Roger smoothed his ponytail and opened his mouth to say something, then closed it.

"Yes, Your Highness?" Kosutic said softly. "I take it there's something about that statement that bothers you?"

"Not about your observation," Roger said as Bebi triggered the notional charge and rushed through the resulting imaginary hole. The prince had set his helmet to project the "shoot house" in see-through mode, and the team seemed to be fighting phantoms in a ghost building as he watched. Combined with his question, the... otherworldly nature of their opponents sent something very much like a shiver down his spine.

"It was that last comment," he said. "I've been wondering... . Why is Satanism the primary religion of Armagh? I mean, a planet settled by Irish and other Roman Catholic groups. That seems a bit... strange," he finished, and the sergeant major let out a chuckle that turned into a liquid laugh Roger had never heard from her before.

"Oh, Satan, is that all? The reason is because the winners write the history books, Your Highness."

"That doesn't explain things," Roger protested, pulling at a strand of hair. "You're a High Priestess, right? That would be the equivalent of—an Episcopal bishop, I guess."

"Oh, not a bishop!" Kosutic laughed again. "Not one of those evil creatures! Angels of the Heavens, they are!" Roger felt his eyes trying to cross, and she smiled at his expression and took pity on him.

"Okay, if you insist, Your Highness, here's the deal.

"Armagh was a slow-boat colony, as you know. The original colonists were primarily from Ireland, on Old Earth, with a smattering from the Balkans. Now, Ireland had a bloody history long before Christianity, but the whole Protestant/Catholic thing eventually got out of hand."

"We studied the nuking of Belfast at the Academy as an example of internal terrorism taken to a specific high," Roger agreed.

"Yes, and what was so screwed up about those Constables was that they killed as many—or more—of their own supporters as they did Catholics." She shrugged. "Religious wars are... bad. But Armagh was arguably worse, even in comparison to the Belfast Bomb.

"The original colonists were Eire who wanted to escape the religious bickering that was still going on in Ireland but keep their religion. They didn't want freedom from religion, only freedom from argument about it. So they took only Catholics.

"Shortly after landing, though, there was an attempted religious schism. It was still, at that time, a purely Catholic colony, and the schismatic movement was more on the order of fundamentalism rather than any sort of outright heresy. The schismatics wanted the mass in Latin, that sort of thing. But that, of course, threatened to start the arguments all over. So, as a result, to prevent religious warfare from breaking out again, they instituted a local version of the Papal College for the express purpose of defining what was religiously acceptable."

"Oh, shit," Roger said quietly. "That's... a bad idea. Hadn't any of them studied history?"

"Yes," she said sadly, "they had.
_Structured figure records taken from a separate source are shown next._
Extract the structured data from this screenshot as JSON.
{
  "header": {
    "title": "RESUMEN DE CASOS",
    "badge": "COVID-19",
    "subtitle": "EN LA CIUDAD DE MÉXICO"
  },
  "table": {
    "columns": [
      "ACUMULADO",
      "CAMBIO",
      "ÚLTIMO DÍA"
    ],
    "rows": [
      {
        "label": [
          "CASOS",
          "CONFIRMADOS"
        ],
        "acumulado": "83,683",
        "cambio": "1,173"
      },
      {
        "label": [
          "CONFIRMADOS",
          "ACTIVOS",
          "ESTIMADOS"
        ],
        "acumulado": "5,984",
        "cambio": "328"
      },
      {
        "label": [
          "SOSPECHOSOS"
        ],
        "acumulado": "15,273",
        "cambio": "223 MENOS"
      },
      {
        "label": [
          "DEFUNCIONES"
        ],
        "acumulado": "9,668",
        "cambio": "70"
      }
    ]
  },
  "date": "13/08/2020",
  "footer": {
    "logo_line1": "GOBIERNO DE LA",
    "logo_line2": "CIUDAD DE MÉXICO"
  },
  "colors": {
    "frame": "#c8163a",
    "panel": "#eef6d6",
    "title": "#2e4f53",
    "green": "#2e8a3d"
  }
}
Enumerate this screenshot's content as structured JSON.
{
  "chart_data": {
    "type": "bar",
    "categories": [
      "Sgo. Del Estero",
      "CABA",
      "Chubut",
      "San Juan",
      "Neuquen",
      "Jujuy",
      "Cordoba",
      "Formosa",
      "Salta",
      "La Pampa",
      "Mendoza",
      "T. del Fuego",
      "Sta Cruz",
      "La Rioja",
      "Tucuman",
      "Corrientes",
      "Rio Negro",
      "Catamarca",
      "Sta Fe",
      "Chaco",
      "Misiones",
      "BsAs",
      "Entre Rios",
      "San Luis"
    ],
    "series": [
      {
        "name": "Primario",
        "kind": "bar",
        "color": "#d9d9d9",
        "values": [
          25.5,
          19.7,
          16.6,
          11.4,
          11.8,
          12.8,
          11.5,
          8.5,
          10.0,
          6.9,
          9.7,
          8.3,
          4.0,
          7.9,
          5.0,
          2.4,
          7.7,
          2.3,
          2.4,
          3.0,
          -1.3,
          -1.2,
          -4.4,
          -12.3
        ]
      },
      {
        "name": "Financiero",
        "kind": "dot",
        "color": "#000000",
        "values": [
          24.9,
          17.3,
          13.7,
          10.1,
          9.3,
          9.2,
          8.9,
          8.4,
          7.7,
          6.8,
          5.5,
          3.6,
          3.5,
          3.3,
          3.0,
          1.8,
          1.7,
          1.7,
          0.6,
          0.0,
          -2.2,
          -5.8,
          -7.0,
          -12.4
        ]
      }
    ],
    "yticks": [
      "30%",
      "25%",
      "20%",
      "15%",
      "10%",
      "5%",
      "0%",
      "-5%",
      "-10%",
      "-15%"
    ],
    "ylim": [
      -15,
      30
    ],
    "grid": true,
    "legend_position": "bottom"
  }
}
But they also thought they could do things 'right' this time. The Inquisition, the Great Jihad of the early twenty-first century, the Fellowship Extinction, and all the rest of the Jihads, Crusades, and Likuds were beside the point. The worst of it was that those who founded the Tellers were good people. Misguided, but good. The road to Heaven is paved with good intentions, after all. Like most ardent believers, they thought God would make sure they got it right. That their cause was just, and that the other people who'd screwed up exactly the same idea before them had suffered—unlike them—from some fundamental flaw in their vision or approach."